Après trois semaines de reportage, de rencontres et de « sondages » auprès de la population, une question me trotte dans la tête : que recherchent les jeunes qui soutiennent l’Union Démocratique du Centre (UDC)?
Dans la rue ou dans les bars, aucun jeune n’a mentionné soutenir ce parti. Afin d’obtenir un début de réponse, je me tourne donc vers un membre de l’UDC Valais Romand.
Portrait et commentaire d’un jeune UDC
Jérôme Desmeules, 29 ans est responsable de la qualité informatique pour le Groupe Mutuel Assurances à Martigny. Actuellement président de l’UDC de Fully et secrétaire général de l’UDC Valais, il a commencé la politique à l’âge de 18 ans : «C’est au moment où j’ai commencé à payer mes impôts. Je me suis intéressé à savoir comment l’Etat dépensait son argent et c’est à ce moment là que ça m’a énervé».
D’abord engagé au sein de la jeunesse libérale, il trouve toutefois l’ambiance « un peu trop bourgeoise» et se tourne alors vers l’UDC. Mais pourquoi ce parti ? « C’était le plus proche de mes idées et le seul qui s’était positionné. Les autres partis nous tapent dessus, mais ne proposent pas de solution. Je me suis un peu dit : on est jamais aussi bien servi que par soi-même». Pour lui, l’engagement politique c'est : «Attraper les problèmes par eux-mêmes. Certains ont plus tendance à s’asseoir et attendre que les choses se passent, moi pas».
Premier de la famille à s’engager en politique, il a su convaincre ses parents. Ceux-ci sont aujourd’hui également membres de l’UDC. Et le reste de la famille ? « Il ne faut pas en parler aux fêtes de Nöel, sinon tu casses l’ambiance, plaisante-t-il. Dans la famille, il y en a qui sont totalement à l’opposé, j’évite un peu d’aborder le sujet».
Concernant les messages chocs et provocateurs de l’UDC, Jérôme Desmeules est très au clair : «Si tu fais de la politique, c’est pour faire passer tes idées. En choquant ou en provoquant nous créons le débat. Nous positionnons ainsi notre thématique sur le terrain».
L’emploi et l’immigration
Ses préocupations concernent principalement l’emploi et l’immigration. Il soutient d’ailleurs l’initiative «Stopper l’immigration massive», lancée par son parti : «Je ne dis pas que l’immigration ne contribue pas à la société, je dis qu’elle crée une pression sur les infrastructures et que nous nous devons de la réguler».
La position de l’UDC concernant l’emploi et l’immigration séduirait les jeunes : « Ces derniers temps le huitante à nonante pourcent des adhésions ce sont des jeunes de moins de 25 ans. Nous constatons que nous avons un message qui leur parle aussi».

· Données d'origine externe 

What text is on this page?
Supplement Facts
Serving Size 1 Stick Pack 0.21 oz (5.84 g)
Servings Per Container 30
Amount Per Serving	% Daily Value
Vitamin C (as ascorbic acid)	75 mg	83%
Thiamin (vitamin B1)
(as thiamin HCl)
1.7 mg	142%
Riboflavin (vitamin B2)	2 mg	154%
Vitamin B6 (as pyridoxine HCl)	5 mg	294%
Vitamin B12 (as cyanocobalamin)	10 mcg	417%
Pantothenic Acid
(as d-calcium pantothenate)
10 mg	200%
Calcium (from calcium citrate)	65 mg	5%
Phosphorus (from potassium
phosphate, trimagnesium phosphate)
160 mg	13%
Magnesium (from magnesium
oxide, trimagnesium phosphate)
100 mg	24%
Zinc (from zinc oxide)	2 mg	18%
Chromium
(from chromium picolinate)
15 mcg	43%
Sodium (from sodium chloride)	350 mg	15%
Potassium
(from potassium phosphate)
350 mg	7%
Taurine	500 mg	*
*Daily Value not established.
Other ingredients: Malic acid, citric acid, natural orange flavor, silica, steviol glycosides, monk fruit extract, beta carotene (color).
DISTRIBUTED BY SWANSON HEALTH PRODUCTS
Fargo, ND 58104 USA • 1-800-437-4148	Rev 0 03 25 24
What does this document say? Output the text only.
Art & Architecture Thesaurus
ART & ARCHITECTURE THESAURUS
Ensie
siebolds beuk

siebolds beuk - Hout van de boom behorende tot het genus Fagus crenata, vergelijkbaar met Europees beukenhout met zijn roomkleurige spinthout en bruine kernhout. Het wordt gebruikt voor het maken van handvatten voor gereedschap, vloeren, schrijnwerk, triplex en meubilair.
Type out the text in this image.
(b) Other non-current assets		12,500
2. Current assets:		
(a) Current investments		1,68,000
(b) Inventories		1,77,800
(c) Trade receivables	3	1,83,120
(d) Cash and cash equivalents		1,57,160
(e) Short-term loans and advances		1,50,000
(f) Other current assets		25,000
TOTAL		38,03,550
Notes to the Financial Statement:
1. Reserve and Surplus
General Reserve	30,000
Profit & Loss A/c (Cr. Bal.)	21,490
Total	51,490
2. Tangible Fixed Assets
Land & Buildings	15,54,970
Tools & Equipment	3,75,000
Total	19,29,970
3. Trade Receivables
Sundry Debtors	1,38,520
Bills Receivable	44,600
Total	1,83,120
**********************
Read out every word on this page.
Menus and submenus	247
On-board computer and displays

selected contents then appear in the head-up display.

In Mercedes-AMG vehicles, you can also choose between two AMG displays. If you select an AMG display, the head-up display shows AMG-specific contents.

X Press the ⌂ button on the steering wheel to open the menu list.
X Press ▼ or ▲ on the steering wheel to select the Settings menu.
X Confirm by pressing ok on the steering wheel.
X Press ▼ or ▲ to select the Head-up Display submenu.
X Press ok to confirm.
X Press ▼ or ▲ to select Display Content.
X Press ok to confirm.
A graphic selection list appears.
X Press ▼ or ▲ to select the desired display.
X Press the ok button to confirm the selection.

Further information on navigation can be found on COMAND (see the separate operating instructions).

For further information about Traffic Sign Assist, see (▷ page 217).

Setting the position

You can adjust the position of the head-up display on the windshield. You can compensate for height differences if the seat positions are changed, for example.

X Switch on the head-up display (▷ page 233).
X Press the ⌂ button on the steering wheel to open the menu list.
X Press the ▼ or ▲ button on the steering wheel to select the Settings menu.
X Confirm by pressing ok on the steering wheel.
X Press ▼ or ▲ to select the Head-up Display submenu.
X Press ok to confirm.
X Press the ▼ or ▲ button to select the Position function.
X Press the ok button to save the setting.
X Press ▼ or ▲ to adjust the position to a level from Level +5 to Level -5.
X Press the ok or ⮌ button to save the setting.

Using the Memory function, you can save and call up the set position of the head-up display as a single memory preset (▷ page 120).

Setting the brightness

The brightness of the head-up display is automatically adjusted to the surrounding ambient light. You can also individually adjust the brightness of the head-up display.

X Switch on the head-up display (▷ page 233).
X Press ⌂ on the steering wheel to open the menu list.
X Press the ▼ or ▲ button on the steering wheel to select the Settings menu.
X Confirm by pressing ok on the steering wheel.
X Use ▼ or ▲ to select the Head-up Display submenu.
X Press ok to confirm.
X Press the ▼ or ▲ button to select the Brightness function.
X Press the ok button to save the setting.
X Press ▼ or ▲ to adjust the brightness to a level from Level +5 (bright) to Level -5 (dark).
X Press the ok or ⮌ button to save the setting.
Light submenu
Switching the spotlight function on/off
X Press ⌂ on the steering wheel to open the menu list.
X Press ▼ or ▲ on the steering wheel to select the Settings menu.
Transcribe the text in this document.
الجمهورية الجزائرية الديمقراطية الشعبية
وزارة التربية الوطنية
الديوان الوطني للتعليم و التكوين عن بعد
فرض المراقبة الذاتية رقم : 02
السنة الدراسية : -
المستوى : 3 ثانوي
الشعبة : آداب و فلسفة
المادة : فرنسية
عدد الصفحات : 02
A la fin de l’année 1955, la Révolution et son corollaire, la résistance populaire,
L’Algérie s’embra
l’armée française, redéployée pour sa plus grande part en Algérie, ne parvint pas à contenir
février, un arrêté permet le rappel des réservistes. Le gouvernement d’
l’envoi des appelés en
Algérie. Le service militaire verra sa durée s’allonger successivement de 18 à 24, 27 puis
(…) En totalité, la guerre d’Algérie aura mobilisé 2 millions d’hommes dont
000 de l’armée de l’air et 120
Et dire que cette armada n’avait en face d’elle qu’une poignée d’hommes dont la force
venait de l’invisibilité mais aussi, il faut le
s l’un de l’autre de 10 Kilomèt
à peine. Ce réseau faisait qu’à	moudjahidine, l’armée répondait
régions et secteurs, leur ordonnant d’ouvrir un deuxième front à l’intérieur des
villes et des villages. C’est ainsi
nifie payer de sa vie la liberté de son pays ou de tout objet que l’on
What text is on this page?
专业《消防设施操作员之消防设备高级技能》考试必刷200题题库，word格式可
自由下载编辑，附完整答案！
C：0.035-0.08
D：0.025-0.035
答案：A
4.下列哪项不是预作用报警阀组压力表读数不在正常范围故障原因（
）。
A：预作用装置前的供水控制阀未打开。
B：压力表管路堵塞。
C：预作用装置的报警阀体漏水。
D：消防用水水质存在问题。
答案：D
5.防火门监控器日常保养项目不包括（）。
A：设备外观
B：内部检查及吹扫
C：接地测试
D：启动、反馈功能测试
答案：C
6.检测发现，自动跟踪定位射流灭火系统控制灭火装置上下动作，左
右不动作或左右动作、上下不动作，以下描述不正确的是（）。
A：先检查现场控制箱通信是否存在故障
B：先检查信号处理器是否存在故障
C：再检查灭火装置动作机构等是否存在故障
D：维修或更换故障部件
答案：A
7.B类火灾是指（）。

Il se dit d’ailleurs surpris du micro-trottoir réalisé dans les rues de Martigny (posté le 22.07.11 sur le Blog de L’Hebdo) et le manque d’intérêt des personnes interrogées : «Lorsque nous récoltons des signatures, il y a une personne sur deux ou sur trois qui signe. Un samedi matin devant une Migros, c’est une centaine de signatures ».
Commentaire, Manon Germond
Après une heure de discussion, je repars sceptique : tiens, ce n’était pas si terrible. Puis cette rencontre me trotte dans ma tête… tant de simplicité cache quelque chose.
Puis je comprends le lien entre le désintérêt de certains jeunes et l’augmentation des adhésions au parti. Tout réside dans cette simplicité du discours. Une « autoroute », qui traverse tous les maux de la société : chômage, criminalité, environnement et mobilité, par un seul remède : « réguler » et réduire l’immigration.
Bien sûr que cela séduit, pas besoin de réfléchir, de se questionner ou de se positionner. C’est tout vu : on propose une solution « multi-usage » à divers problèmes. La soi-disant panacée ! Le discours de l’UDC est tendance, clé en main : comme ces best-sellers qui proposent de devenir champion de ski en deux minutes, zen en quatre leçons, perdre 20 kilos en trois repas ou apprendre l’anglais en une nuit.
Oui, les jeunes ont peur pour leur avenir. Et oui, ils trouvent la politique « trop compliquée ». Ils choisissent donc les mesures coup-de-poing. Des semblants de solutions, mais ainsi, ils se sentent soutenus.